Seven equivalent droplet samples were collected sequentially for every 10 minutes in the cold room and then incubated at 37°C for different amount of time (0, 10, 15, 20, 25, 30, 35 minutes). Competence development is expressed as the number of Nov^RRif^R transformants per mL and yield of recombinants, as a function of incubation time. Yield of recombinants is calculated as a percentage of Nov^RRif^R transformants among initial input of CP2204 (Rif^R) recipients. The error bar shown in the figure is the standard deviation for number of CFU/mL.

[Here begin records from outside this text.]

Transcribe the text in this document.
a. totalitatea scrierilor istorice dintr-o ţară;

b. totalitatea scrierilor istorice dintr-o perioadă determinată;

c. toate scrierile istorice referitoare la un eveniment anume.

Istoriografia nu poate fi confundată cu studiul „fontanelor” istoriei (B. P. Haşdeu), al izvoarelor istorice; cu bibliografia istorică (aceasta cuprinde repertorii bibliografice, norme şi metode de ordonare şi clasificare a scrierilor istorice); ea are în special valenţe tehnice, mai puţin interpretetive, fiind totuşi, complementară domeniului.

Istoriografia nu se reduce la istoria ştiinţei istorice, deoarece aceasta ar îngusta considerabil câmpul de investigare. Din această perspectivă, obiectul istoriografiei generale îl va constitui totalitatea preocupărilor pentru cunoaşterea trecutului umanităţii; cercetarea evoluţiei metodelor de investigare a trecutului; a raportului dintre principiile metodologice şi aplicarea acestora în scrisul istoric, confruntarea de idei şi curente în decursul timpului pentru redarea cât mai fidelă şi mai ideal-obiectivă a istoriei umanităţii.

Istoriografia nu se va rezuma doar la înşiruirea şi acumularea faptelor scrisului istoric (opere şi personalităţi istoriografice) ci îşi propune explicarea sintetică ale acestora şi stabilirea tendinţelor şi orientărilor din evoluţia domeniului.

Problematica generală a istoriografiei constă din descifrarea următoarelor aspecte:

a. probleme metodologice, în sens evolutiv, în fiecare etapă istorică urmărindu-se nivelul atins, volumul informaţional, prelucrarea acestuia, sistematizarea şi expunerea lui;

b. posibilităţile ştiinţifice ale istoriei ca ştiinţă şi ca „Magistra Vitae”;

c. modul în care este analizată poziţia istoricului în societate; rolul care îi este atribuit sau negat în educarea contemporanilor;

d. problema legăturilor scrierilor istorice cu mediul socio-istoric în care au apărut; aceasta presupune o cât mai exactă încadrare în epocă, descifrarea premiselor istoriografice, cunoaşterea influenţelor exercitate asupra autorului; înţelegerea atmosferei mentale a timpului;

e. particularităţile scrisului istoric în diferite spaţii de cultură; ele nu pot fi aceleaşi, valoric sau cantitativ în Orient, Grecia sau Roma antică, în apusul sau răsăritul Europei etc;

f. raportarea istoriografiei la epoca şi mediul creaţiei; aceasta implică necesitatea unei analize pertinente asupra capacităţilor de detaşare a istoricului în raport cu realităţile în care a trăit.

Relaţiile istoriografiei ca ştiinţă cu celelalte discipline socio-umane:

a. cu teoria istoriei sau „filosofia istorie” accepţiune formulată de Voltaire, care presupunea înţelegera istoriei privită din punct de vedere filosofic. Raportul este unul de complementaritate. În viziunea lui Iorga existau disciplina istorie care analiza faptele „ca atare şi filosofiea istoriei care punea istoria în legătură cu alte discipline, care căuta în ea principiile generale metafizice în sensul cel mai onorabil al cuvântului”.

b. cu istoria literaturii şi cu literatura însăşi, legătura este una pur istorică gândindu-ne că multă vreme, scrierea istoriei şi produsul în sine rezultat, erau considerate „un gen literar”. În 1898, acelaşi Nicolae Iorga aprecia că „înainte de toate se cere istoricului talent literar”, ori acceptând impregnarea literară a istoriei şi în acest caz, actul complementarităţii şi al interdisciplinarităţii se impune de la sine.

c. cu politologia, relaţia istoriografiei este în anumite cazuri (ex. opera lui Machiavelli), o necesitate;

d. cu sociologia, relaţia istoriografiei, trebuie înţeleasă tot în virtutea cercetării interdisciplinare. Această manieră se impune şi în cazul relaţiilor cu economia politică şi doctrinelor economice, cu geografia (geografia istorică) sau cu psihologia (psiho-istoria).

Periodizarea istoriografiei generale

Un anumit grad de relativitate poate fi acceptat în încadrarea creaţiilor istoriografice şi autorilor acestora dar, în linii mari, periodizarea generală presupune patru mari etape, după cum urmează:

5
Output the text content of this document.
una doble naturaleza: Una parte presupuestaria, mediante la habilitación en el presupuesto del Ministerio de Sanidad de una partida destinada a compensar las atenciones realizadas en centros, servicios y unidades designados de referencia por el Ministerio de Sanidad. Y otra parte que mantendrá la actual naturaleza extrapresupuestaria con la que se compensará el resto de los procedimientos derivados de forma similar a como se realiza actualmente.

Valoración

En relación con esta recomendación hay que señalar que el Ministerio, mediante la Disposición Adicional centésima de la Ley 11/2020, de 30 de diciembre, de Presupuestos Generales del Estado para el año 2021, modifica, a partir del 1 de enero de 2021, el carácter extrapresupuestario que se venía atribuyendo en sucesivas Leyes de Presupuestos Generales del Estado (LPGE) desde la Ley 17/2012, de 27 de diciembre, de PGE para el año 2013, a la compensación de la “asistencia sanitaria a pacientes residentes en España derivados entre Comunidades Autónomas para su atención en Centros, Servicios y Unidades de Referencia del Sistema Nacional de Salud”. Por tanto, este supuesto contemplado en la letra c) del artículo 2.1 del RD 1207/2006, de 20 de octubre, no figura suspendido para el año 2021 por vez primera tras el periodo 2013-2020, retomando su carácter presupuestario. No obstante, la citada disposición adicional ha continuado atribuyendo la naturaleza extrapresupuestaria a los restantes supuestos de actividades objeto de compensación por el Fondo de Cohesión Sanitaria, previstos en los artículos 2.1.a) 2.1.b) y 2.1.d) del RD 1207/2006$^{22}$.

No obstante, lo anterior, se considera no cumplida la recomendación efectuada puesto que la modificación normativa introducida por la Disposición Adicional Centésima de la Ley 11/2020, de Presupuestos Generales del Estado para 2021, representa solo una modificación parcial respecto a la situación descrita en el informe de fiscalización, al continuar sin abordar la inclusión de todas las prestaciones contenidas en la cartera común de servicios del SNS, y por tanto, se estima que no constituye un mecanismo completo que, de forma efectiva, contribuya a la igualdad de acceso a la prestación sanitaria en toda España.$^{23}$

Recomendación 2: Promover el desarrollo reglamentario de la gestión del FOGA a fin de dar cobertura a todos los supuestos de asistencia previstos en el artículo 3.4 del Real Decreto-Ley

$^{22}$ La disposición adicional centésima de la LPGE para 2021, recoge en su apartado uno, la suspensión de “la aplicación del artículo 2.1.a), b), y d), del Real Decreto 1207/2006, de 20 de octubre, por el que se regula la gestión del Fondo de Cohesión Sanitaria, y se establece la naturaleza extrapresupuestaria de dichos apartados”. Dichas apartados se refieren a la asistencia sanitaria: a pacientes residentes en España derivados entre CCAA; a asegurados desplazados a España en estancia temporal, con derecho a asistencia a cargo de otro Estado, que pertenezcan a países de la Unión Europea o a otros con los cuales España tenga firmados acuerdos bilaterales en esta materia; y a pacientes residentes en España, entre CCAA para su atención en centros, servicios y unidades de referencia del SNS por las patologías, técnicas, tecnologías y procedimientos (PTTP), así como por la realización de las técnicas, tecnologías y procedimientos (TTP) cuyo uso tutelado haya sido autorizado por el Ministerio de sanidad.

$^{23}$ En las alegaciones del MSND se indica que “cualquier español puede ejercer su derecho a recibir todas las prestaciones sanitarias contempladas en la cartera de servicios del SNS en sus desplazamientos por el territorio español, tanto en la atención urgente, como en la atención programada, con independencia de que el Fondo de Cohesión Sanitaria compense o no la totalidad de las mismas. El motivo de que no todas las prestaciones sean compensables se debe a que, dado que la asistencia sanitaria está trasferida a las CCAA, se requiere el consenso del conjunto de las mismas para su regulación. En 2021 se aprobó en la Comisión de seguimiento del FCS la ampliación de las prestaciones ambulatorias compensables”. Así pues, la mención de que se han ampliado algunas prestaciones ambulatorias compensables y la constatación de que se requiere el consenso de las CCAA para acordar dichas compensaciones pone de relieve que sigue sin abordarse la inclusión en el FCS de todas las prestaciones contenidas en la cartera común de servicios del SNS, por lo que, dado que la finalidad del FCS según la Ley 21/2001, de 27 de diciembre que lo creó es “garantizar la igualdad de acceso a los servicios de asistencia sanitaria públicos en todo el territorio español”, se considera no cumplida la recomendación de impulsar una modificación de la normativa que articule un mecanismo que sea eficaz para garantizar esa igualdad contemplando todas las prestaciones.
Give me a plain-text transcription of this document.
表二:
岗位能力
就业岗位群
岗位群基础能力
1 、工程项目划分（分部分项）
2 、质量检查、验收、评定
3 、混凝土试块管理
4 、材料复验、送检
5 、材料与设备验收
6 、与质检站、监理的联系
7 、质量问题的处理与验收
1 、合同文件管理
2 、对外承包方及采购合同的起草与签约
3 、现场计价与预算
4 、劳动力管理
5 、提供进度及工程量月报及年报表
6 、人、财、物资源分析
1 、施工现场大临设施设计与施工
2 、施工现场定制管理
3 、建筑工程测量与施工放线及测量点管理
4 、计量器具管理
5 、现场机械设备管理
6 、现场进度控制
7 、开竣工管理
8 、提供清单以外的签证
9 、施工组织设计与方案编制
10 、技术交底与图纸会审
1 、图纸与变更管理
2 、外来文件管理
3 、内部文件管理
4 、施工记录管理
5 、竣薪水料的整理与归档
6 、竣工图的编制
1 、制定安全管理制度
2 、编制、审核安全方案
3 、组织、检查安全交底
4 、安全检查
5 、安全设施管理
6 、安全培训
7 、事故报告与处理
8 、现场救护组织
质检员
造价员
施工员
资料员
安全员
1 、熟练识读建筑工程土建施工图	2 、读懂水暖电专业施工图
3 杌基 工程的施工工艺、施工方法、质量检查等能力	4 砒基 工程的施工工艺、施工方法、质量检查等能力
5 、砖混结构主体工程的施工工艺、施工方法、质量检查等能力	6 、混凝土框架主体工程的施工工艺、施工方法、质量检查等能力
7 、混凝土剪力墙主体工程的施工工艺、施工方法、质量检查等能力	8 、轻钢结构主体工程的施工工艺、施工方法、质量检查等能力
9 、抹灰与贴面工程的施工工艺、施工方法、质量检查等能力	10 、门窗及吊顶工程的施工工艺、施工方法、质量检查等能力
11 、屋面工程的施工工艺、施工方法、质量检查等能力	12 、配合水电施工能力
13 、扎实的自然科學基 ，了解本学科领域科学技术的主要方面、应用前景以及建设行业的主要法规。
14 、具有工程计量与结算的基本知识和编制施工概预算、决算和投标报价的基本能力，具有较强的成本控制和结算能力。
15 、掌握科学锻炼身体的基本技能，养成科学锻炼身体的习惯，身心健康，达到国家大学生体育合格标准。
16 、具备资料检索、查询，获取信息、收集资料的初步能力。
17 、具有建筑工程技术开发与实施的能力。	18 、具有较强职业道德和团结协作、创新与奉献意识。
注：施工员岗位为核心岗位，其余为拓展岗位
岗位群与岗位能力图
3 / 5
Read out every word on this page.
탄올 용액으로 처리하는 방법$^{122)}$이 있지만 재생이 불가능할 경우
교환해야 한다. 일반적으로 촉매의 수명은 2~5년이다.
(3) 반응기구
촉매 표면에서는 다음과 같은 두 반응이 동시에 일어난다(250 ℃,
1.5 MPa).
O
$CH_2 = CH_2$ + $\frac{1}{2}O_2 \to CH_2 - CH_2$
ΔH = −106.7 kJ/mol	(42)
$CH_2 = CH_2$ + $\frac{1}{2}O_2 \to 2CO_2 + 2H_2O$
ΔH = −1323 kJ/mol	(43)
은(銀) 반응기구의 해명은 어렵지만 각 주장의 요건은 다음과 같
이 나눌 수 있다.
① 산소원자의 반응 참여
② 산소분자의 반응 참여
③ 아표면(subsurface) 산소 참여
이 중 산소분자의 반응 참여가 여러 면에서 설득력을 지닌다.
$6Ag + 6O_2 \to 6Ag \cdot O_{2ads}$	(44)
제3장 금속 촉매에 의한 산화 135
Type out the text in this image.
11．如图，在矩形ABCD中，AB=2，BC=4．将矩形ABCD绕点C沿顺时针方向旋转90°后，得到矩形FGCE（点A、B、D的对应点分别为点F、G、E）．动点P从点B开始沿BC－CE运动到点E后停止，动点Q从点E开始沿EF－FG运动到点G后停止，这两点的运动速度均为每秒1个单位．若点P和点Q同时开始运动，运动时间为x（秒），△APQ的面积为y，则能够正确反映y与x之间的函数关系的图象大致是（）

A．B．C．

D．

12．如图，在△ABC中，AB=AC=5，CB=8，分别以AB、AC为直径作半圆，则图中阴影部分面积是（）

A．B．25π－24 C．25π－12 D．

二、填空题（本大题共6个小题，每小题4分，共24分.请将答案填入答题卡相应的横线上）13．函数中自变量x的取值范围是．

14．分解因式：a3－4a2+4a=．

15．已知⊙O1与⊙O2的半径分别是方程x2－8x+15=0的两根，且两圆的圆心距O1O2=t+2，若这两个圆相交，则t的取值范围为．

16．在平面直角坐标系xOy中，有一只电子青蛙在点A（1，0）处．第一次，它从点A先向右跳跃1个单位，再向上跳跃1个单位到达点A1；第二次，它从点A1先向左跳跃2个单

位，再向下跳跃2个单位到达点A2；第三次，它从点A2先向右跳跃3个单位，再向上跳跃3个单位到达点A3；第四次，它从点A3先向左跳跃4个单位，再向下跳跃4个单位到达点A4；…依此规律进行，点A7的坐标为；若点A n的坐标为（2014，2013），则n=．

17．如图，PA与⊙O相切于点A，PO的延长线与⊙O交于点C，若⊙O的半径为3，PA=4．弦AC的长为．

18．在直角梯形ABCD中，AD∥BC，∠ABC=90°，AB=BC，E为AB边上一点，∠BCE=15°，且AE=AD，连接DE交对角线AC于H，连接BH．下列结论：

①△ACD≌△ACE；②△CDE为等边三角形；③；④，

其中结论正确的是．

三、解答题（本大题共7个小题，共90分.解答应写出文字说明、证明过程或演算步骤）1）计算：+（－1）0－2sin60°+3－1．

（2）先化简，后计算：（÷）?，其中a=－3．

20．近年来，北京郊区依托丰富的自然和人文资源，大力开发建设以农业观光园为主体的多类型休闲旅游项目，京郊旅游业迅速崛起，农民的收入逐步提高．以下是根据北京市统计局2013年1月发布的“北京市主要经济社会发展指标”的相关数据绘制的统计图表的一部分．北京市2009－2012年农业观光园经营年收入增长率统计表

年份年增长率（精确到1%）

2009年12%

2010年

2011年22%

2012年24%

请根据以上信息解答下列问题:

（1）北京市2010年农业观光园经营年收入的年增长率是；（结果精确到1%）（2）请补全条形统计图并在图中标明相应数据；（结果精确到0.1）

Figure 7.. Nov^R and Spc^R gene transfer in micro-droplets and in unconfined cultures.

Nov^R and Spc^R gene transfer in micro-droplets and in unconfined cultures are shown as total transformants and yield of recombinants in droplets, in a positive (+) control, and in a Pico-exposed control (Pico Control) experiment. Yield of recombinants is calculated as percentage of total transformants for each antibiotic resistance marker among initial input CP2204 (Rif^R) recipients. a) Number of transformants and yield of recombinants for Nov^R marker. b) Number of transformants and yield of recombinants for Spc^R marker. c) Recovery of viable cells of each strain. CP2204 recipient determined as Rif^R colonies; CP2215 donor determined independently as Nov^R or Spc^R colonies. The error bar shown in the figure is the standard deviation for number of CFU/mL.